From the press release, found posted on Penn Energy's website:
February 27, 2012
Source: TransCanada Corporation
TransCanada Corporation (TSX: TRP) (NYSE: TRP) (TransCanada) announced today it has sent a letter to the U.S. Department of State (DOS) informing the Department the company plans to file a Presidential Permit application (cross border permit) in the near future for the Keystone XL Project from the U.S./Canada border in Montana to Steele City, Nebraska. TransCanada would supplement that application with an alternative route in Nebraska as soon as that route is selected.
What TransCanada is trying to do is incorporate the parts of the environmental review that have already been completed as part of their first application with an as yet unstarted review of a new route through Nebraska.
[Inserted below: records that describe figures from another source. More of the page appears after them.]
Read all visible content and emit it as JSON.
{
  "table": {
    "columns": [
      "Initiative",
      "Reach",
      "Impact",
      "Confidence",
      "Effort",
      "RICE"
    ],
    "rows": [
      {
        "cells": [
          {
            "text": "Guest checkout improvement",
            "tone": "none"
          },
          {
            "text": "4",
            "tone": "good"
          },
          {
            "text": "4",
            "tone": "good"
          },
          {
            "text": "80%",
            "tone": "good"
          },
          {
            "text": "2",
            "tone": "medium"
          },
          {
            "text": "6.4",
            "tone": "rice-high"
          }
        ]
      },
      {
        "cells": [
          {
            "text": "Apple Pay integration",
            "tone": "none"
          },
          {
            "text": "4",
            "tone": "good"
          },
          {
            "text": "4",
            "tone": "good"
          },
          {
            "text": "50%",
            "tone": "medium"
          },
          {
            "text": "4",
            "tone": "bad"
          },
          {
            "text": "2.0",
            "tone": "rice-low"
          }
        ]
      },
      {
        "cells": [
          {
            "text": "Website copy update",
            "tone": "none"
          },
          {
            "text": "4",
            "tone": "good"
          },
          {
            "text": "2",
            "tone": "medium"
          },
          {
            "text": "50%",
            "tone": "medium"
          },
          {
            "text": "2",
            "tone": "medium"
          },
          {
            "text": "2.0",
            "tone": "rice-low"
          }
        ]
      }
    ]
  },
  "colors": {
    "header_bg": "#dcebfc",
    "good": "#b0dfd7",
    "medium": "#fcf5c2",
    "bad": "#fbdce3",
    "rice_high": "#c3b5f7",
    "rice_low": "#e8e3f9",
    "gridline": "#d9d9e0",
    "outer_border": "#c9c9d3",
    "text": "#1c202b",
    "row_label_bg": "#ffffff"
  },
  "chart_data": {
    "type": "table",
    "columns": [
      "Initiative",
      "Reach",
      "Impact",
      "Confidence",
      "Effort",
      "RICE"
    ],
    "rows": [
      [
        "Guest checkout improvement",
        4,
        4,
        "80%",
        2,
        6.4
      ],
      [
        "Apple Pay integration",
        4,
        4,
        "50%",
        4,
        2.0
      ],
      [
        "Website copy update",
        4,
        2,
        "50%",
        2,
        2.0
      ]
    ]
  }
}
Unstarted, because the route has not yet been determined. But the company wants to start the clock ticking now, before they've even filed all the paperwork.
I don't know about you, but if I had tried to do something like this in college - turn in an assignment in college that I knew was incomplete - I know I would have gotten one of two reactions. If the professor was feeling charitable, I might get an "Incomplete," with instructions to turn in the missing parts before the end of the semester. If not, then the assignment would have received a failing grade.
Seems to me that those options are available to the Obama administration as well. Reject it because the application is premature, and let them file it when they've done the required work.
If the pipeline is a done deal, as the approval of the Oklahoma-to-Houston leg seems to signal, one might, you know, hope the administration would go a little farther, like requiring the TransCanada to set aside a fraction of its profits generated by the pipeline to cover the
inevitable leaks caused when transporting 600,000 barrels of extracted bitumen a day under high pressure over thousands of miles.
And it's not as if anyone expects the pipeline to not leak ever. As Jess Zimmerman said on Grist
It was predicted to leak once every seven years, but instead it leaked 12 times in the first 12 months.
That gives it the dubious distinction of being the leakiest pipeline in America. Personally, I have to admire the chutzpah it takes for TransCanada PR drones to claim that most of the leaks were under 20 gallons, completely discounting the spills in May of last year in Kansas (2,100 gallons) and North Dakota (23,000 gallons). So the "average" (arithmetic mean) spill was actually over 2,000 gallons. (One more argument for better math education.)
Given the likelihood of the Keystone XL pipeline leaking - and the near-certainty that the oil companies would use every means at their disposal to delay taking responsibility - doesn't it make sense to require the oil companies that will make tens of billions of dollars on this pipeline to put up the money to cover the remediation now, rather than try to chase after them when the damage is done?
A worker attempts to save an oil-covered bird after the Exxon Valdez spill in 1989. Twenty years after the disaster, only nine species are considered recovered (Seattle Times).
This photo from 1989 shows researchers examining a pocket of oil in the intertidal zone of the coast of Alaska. Scientists estimate 16,000 gallons of oil from the Exxon Valdez spil remain buried, 20 years later. Oil from the spill persists and can still be found as far away as the Kenai Peninsula, 450 miles away. (Seattle Times).